Atkins is now in a similar possition. In terms of wieght loss it has shown some superiority in the short term (3-6 mos) and is probably just as about as good in the longer term (most studies suggest equal, some suggest worse). As weight management is a life long issue it would be nice to see data for longer than a year, but I am sure that will come. The problem is that as the diet becomes popular the whole landscape is changing. Losing wieght in the environment of a year or two ago, where you were forced to restrict choices (including not eating out much or snacking), will likely be different than in the current environment where every popular restaurant offers a variety of choices and the supermarkets are stocked with snacks that are "friendly" to the diet.
 Signature CBI, MD
Meghan Noecker - 30 May 2004 08:45 GMT >> Personally, I am embarrassed to sell them. I wouldn't mind >if poeple [quoted text clipped - 11 lines] >the phase the the low fat theories were in a few decades >ago. Exactly. To make any of the diets work, you still have to be very careful and do your own homework. I see people every day who think they are on the Atkin's diet, and they are ruining their diet without realizing it. I had somebody the other day who wanted a chinese meal, but no rice or chow mein because she is on the atkin's diet. I told her that we have nothing that would qualify for the diet, but she insisted. She chose an entree that is deep fried with a light batter on it. I told her it had a batter. She didn't care. And it is one of the sweetest entrees as well (tons of sugar). Her second entree was also high in sugar. And she took the eggroll.
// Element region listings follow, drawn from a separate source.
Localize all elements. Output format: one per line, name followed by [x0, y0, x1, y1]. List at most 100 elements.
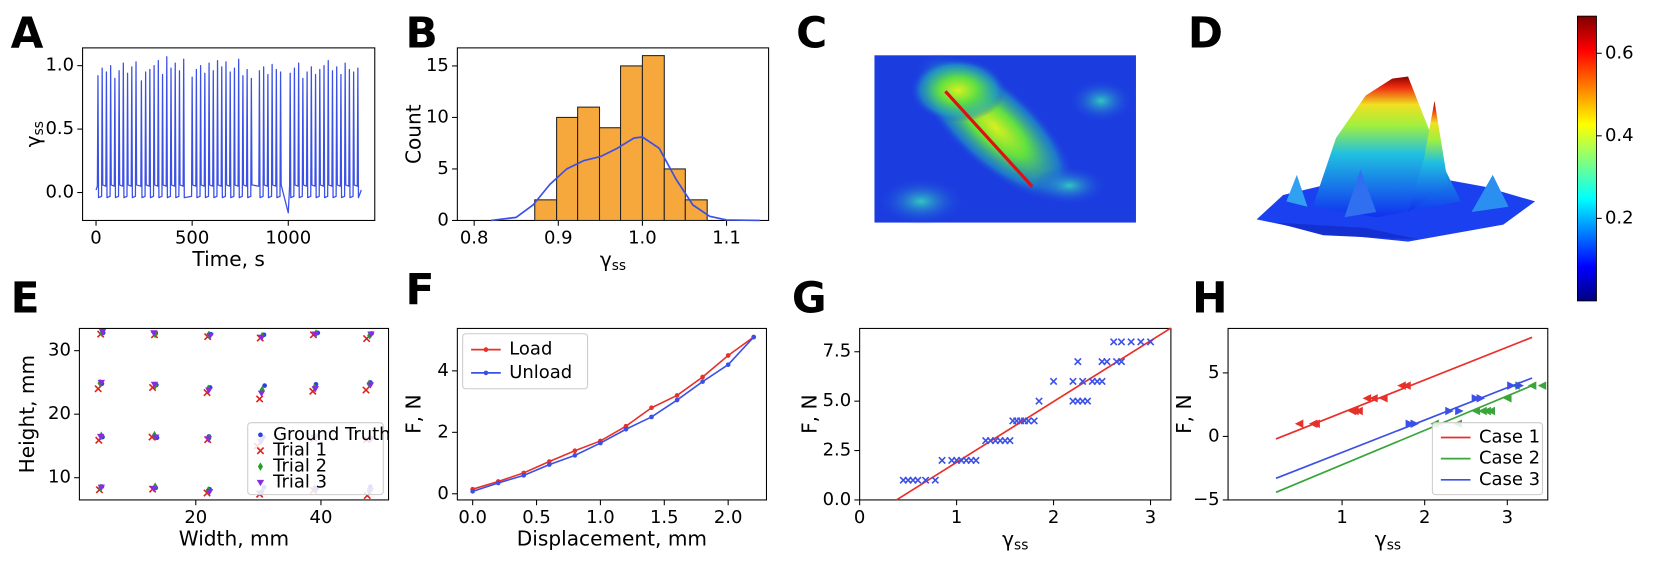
legend-label: Case 3 [1479, 469, 1540, 490]
legend-marker [483, 370, 489, 376]
x-tick-label: 1.1 [712, 227, 741, 248]
y-tick-label: 0.0 [45, 182, 74, 203]
x-tick-label: 20 [184, 507, 207, 528]
x-tick-label: 0.0 [458, 507, 487, 528]
x-tick-label: 1000 [265, 227, 311, 248]
marker [1035, 397, 1043, 405]
panel-letter: F [405, 265, 434, 314]
bar [620, 65, 643, 221]
x-tick-label: 3 [1145, 507, 1156, 528]
marker [914, 476, 922, 484]
x-axis-label: γss [1002, 527, 1028, 554]
x-axis-label: Time, s [191, 247, 264, 271]
marker [674, 397, 680, 403]
y-axis-label: F, N [402, 394, 426, 433]
y-tick-label: −5 [1193, 489, 1220, 510]
y-tick-label: 5.0 [823, 390, 852, 411]
marker [1098, 377, 1106, 386]
legend-marker [483, 347, 489, 352]
legend-label: Load [509, 339, 552, 360]
x-tick-label: 3 [1502, 507, 1513, 528]
marker [152, 434, 160, 441]
marker [1507, 381, 1516, 390]
axes-frame [1227, 327, 1549, 501]
legend-marker [258, 432, 263, 438]
legend-marker [256, 479, 265, 487]
legend-box [1431, 422, 1544, 496]
marker [649, 405, 654, 411]
panel-letter: E [11, 273, 40, 322]
x-axis-label-sub: ss [1387, 537, 1401, 553]
legend-marker [256, 446, 265, 455]
marker [1311, 419, 1320, 428]
heatmap-image [874, 53, 1136, 225]
panel-letter: H [1192, 273, 1227, 322]
marker [1117, 357, 1126, 366]
marker [255, 395, 264, 403]
marker [572, 453, 578, 458]
marker [1537, 381, 1547, 390]
marker [598, 440, 603, 446]
axes-frame [456, 327, 768, 501]
legend-box [247, 422, 384, 496]
marker [1527, 381, 1537, 390]
y-axis-label: F, N [797, 394, 821, 433]
line [95, 56, 362, 214]
marker [1471, 394, 1481, 403]
y-tick-label: 7.5 [823, 341, 852, 362]
x-tick-label: 1.0 [586, 507, 615, 528]
marker [1117, 338, 1126, 346]
marker [1397, 381, 1406, 390]
marker [1127, 338, 1135, 346]
x-tick-label: 1.5 [650, 507, 679, 528]
y-axis-label-sub: ss [31, 121, 47, 135]
line [472, 336, 755, 490]
bar [641, 55, 665, 221]
y-tick-label: 5 [1208, 362, 1219, 383]
legend-label: Case 1 [1479, 426, 1540, 447]
bar [577, 106, 601, 221]
marker [1069, 377, 1077, 386]
marker [366, 382, 375, 389]
y-tick-label: 4 [437, 360, 448, 381]
y-axis-label: γss [20, 121, 47, 147]
x-axis-label-main: γ [1002, 527, 1014, 551]
x-axis-label: Width, mm [179, 527, 289, 551]
marker [1410, 419, 1420, 428]
marker [150, 381, 159, 389]
marker [931, 476, 940, 484]
marker [972, 456, 980, 465]
marker [1083, 397, 1092, 405]
marker [674, 393, 680, 398]
marker [1362, 394, 1372, 403]
y-tick-label: 2 [437, 421, 448, 442]
bar [534, 199, 558, 221]
marker [938, 456, 946, 465]
marker [623, 426, 629, 432]
colorbar [1577, 15, 1597, 302]
y-tick-label: 1.0 [45, 55, 74, 76]
colorbar-tick-label: 0.4 [1605, 125, 1634, 146]
marker [204, 436, 213, 443]
marker [257, 334, 266, 342]
marker [97, 379, 106, 387]
panel-letter: G [792, 273, 827, 322]
y-axis-label: Count [402, 104, 426, 164]
marker [311, 386, 320, 393]
marker [150, 485, 158, 493]
x-tick-label: 500 [175, 227, 209, 248]
x-tick-label: 2.0 [714, 507, 743, 528]
marker [1049, 377, 1058, 386]
marker [311, 331, 320, 338]
marker [700, 379, 705, 384]
legend-box [462, 333, 589, 390]
marker [1476, 394, 1486, 403]
y-tick-label: 30 [48, 340, 71, 361]
bar [684, 199, 708, 221]
x-tick-label: 2 [1419, 507, 1430, 528]
y-tick-label: 0 [437, 483, 448, 504]
x-tick-label: 0.8 [460, 227, 489, 248]
x-axis-label-main: γ [600, 247, 612, 271]
marker [98, 329, 107, 336]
I feel really bad for people. They take a diet, which is being promoted differently than the orginal diet was intended. Simplified to sound really easy. And then people fall for it.
I have a friend who did very well on the diet, but he read the book and actually followed the diet. This was before it became the rage. Now, we have a lobby full of special snacks and products. And a lot of people blindly following the commercialized diet rather than the real one.
And the companies are raking in the money.